After a final assignment in Washington, I retired from the Foreign Service in 1989 and took a job as director of international affairs for the city of Dallas, Texas. This was followed in 1993 by a move to Norfolk, Virginia, to become director of a global business center at Old Dominion University, where I remained until 2000. During this period, I was not active in ham radio.
I decided I wanted one last adventure overseas, including some hamming, so in 2000 I sought a job as Peace Corps country director. My application was accepted, and not surprisingly in view of my previous experience in Francophone Africa, I was sent to Niger.

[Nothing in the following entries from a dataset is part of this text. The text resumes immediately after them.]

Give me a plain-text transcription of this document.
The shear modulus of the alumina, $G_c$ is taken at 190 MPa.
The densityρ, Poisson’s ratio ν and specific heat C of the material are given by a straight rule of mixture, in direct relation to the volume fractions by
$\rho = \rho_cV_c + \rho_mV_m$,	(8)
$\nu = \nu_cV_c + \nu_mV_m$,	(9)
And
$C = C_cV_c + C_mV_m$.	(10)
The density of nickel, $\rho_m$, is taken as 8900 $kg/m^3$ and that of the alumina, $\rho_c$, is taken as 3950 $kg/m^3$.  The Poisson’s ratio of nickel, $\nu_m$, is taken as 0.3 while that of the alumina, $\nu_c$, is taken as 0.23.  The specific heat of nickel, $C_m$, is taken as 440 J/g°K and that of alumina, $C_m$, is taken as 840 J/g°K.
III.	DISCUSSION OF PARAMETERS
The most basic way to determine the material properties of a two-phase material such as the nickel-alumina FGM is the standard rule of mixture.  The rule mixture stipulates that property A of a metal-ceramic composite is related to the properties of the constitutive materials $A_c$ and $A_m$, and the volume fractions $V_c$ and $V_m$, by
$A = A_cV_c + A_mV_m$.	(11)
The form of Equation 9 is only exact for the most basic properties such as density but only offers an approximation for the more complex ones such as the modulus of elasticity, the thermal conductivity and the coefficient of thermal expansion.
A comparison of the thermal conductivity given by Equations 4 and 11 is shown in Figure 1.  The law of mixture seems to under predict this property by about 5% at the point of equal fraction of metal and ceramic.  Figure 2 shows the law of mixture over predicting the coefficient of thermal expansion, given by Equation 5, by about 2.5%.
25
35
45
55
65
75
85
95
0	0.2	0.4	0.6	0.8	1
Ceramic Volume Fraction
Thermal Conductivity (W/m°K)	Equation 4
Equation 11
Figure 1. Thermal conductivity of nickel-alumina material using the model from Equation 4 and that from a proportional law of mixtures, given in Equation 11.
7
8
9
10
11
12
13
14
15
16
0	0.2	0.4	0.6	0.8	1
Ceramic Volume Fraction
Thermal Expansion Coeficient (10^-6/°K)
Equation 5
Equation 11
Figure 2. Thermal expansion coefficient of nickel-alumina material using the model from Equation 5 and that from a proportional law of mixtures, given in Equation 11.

Despite my intentions, my return to ham radio was delayed for more than a year, as I concentrated on my new job leading and supporting 120 young American Peace Corps Volunteers. By 2002, however, I was licensed by the Niger government and began ham operations. As one of only two hams in Niger, I was in much demand by hams around the world, and I happily obliged with many evenings and weekends on the air, helping pass my remaining four years in Niger very pleasantly.
An Ideal Hobby
Throughout my diplomatic service I tried to contribute to the ham radio hobby by acquainting senior host country officials with it. When I invited cabinet ministers and other local leaders to dinners and other official functions I would often take them to the ham shack to make a few contacts. It was unusual after-dinner entertainment for them, and perhaps it helped smooth the way for subsequent ham operations.
Reflecting on these years of operating as an exotic DX station from the posts to which my career took me, I recognize that ham radio was an ideal hobby, providing endless hours of relaxation and entertainment as well as practical help in emergencies. There was always a new antenna to try out, along with the challenge of building it from locally available material – mostly bamboo, wire, and rope. Ham contests were a particular passion, but I also spent many hours giving out contacts to those who needed a new country, chatting with old friends, and looking for other rare DX stations for my own logbook.
As I took down my antennas and disposed of my equipment in 2006, in preparation for leaving Niger and retirement in Virginia, I realized that this was the end of my last great ham radio adventure as well as the close of my full-time working career. But I cherish some extraordinary ham memories.
An earlier version of this article was published in the June 2009 issue of QST, the official journal of the American Radio Relay League, the national association for amateur radio.
Jim Bullington is currently retired in Williamsburg, Virginia. He is editor of American Diplomacy and a Senior Fellow at the Joint Forces Staff College in Norfolk.